Today, we ingest about 20 gigabytes per hour, and this number increases as we continue to grow our business. Instead of using brittle ETL pipelines, we stream every data point in real-time via Confluent Cloud Kafka into Tiger Cloud. This allows us to utilize a unified back-end for various tools such as Speedcast’s Compass Portal for customers, delivering real-time updates, loading over a million rows of data for visualization in mere seconds. This means that Tiger Cloud truly is a one write path, one query interface.

With [Tiger Lake](https://docs.tigerdata.com/use-timescale/latest/tigerlake/) now part of the [Tiger Data ecosystem](https://www.tigerdata.com/blog/tiger-lake-a-new-architecture-for-real-time-analytical-systems-and-agents), it allows for further native integration between Speedcast’s Data Lakehouse and Tiger Cloud. Pushing boundaries further, we’re able to discard custom scripts and painful batching processes, allowing a true, shift-left mentality in code. 

What this means is that we can shift away from the traditional medallion architecture linear path of ‘Bronze - Silver - Gold’ towards a more continuous data integration pipeline with Tiger Cloud at the center.

This will allow various platforms, dashboards and events to be triggered to the same database in real-time – no matter the workload pattern – with every system able to communicate with Apache Iceberg.

Powered by TimescaleDB on AWS, Tiger Cloud runs on Amazon EC2 with S3 tiered data storage.

![Tiger Data Speedcast](https://storage.ghost.io/c/6b/cb/6bcb39cf-9421-4bd1-9c9d-fa7b6755ba0e/content/images/2025/07/2025-July-18-speedcast-diagram.png)

As we plan for service expansions and continue installing beyond our current **12,000 Starlink Terminals** globally, Tiger Lake’s ingest pipeline scales with us, letting us monitor usage patterns and spot emerging service-area outages in real-time before customers feel the impact. 

My primary goal is to increase data reliability. Networks fail far more often than databases, so the surest way to raise reliability is to simplify the architecture. By making Tiger Lake the hub of Speedcast’s data plane, it allows us to focus on data analytics versus keeping data in sync. With Tiger Lake acting as the “spider at the center of the web,” every stakeholder, from operations engineers and data scientists to customers, have access to authoritative data from a single source instead of hunting across multiple systems.

## Ticket Reduction Use Case

One of our core use cases for Tiger Lake is to increase our visibility and alleviate the number of tickets generated, reducing the time to resolution. We are always hunting for service-area outages, which means sifting through a steady stream of analytical data and tickets to spot anything that might threaten service reliability. Because Tiger Cloud sits at the center of our stack, pulling in real-time satellite performance, IoT sensor readings, and network-health metrics, we have all the context we need in one place. When an alert fires, we can drill into location data, usage patterns, and historical incidents with a single SQL query instead of bouncing between silos. That speed matters; the sooner we understand the full picture, the sooner we can judge whether an alert is noise or requires action.
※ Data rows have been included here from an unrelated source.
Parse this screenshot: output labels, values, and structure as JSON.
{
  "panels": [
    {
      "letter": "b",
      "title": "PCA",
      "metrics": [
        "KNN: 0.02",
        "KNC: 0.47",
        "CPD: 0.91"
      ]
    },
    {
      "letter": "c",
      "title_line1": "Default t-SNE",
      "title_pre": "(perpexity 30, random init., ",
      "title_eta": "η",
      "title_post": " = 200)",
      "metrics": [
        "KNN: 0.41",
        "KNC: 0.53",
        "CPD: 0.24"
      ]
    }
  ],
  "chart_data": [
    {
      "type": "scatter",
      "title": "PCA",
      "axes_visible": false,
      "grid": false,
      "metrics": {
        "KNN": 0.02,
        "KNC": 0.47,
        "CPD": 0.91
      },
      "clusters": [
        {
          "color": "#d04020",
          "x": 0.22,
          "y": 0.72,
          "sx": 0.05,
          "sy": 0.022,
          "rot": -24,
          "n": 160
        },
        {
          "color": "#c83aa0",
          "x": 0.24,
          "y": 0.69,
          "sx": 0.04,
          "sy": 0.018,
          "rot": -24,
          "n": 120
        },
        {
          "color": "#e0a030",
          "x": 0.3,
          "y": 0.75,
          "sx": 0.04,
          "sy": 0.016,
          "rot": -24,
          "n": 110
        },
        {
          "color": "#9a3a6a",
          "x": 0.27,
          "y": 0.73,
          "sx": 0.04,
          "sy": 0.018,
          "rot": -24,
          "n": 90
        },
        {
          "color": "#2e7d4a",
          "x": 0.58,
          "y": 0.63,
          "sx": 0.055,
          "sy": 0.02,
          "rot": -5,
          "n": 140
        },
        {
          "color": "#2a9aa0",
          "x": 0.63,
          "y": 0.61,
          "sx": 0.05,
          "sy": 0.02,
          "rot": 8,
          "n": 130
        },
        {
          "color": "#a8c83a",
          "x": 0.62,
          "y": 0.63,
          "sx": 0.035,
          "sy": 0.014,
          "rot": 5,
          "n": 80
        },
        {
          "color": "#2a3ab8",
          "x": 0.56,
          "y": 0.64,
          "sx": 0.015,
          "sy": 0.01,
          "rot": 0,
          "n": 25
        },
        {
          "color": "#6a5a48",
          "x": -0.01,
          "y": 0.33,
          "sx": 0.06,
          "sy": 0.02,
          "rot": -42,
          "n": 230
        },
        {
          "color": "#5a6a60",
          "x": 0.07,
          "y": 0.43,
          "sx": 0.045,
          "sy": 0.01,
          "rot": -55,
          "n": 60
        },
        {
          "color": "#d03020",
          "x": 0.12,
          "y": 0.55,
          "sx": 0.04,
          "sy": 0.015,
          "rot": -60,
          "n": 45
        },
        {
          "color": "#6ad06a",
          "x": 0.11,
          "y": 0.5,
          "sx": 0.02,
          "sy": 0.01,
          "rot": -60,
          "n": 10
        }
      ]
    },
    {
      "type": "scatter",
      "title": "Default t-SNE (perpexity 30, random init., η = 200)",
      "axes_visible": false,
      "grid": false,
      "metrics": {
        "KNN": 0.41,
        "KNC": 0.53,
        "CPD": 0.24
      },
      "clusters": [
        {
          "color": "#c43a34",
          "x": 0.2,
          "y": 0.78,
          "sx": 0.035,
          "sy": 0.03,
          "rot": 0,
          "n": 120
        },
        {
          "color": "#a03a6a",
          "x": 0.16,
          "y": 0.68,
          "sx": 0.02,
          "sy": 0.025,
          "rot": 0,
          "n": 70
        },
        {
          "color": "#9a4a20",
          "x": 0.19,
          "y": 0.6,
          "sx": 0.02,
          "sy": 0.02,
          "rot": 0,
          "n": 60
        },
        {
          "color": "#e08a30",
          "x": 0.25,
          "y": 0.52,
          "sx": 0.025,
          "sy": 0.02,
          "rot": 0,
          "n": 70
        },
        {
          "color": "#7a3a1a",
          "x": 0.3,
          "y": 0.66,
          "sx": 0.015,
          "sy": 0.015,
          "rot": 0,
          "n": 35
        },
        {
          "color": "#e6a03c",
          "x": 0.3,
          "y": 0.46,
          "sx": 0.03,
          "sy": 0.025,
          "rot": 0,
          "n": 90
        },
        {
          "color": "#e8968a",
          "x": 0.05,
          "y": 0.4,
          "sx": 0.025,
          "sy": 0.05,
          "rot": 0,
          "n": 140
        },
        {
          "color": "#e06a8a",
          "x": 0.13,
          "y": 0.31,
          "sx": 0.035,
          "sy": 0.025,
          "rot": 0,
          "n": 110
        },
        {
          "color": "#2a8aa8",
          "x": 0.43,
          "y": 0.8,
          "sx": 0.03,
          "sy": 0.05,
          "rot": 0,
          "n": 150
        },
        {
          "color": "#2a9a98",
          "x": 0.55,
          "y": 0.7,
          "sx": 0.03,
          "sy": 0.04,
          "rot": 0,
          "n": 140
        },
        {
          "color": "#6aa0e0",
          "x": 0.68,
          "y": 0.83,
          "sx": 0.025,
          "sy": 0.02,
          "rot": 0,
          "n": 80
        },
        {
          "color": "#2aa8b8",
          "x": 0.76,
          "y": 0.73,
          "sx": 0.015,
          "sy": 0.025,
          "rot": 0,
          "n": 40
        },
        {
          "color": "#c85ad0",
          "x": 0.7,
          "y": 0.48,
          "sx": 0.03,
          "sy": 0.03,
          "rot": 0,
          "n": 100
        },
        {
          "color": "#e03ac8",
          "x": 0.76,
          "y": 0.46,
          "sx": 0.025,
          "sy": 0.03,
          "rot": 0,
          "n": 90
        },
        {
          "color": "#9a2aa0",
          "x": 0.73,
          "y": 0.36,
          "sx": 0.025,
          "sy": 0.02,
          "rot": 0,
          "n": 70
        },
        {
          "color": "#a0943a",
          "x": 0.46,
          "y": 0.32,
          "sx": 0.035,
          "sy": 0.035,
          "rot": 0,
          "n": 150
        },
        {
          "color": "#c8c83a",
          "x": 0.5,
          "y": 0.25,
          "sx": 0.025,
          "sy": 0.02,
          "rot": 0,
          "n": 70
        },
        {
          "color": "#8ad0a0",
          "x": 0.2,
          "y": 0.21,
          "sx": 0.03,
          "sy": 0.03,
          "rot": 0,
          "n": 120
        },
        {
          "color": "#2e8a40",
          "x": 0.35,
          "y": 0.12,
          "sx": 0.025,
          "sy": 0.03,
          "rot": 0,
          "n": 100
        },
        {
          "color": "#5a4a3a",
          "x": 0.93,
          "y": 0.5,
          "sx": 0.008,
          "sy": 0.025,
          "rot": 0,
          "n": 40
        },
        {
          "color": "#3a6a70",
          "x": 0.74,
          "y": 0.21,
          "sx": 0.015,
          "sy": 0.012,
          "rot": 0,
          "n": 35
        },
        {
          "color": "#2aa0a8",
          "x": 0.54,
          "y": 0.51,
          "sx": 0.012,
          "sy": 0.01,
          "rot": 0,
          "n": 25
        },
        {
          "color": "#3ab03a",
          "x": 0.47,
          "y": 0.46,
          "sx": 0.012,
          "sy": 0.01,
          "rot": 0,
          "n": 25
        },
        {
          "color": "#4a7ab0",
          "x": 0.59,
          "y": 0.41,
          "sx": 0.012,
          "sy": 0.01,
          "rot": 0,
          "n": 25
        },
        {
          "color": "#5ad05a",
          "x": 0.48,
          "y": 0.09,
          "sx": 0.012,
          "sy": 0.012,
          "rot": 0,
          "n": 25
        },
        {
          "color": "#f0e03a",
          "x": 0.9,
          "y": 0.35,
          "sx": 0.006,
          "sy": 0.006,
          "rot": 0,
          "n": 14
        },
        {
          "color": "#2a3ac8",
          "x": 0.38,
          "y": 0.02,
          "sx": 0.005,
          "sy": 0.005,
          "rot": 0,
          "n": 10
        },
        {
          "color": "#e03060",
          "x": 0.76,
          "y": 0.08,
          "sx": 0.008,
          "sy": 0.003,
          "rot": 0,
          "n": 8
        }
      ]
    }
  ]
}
Consider line-of-sight gaps we observe in the canyons of Sweden and Norway. When we receive alerts of service outages in this region, we can immediately compare the ticket against years of satellite-position data and past outages to see if it is a known, self-resolving issue. If so, we downgrade or close the ticket before it clutters the queue. Consolidating data in Tiger Lake results in fewer duplicate tickets, faster root-cause analysis, and engineers who can stay focused on more impactful tickets in the queue.

## Future Plans: Machine Learning and AI

What’s next for Speedcast? We’re looking ahead to AI-driven incident response, specifically using filtered vector search for automatic root cause analysis. When generating a large volume of tickets, using metadata tags to identify each satellite, site location and other qualifiers becomes a simple SQL query. By quickly filtering through layers of history, issues and patterns for triaging incident tickets, we can reduce the noise for engineers and improve overall efficiencies.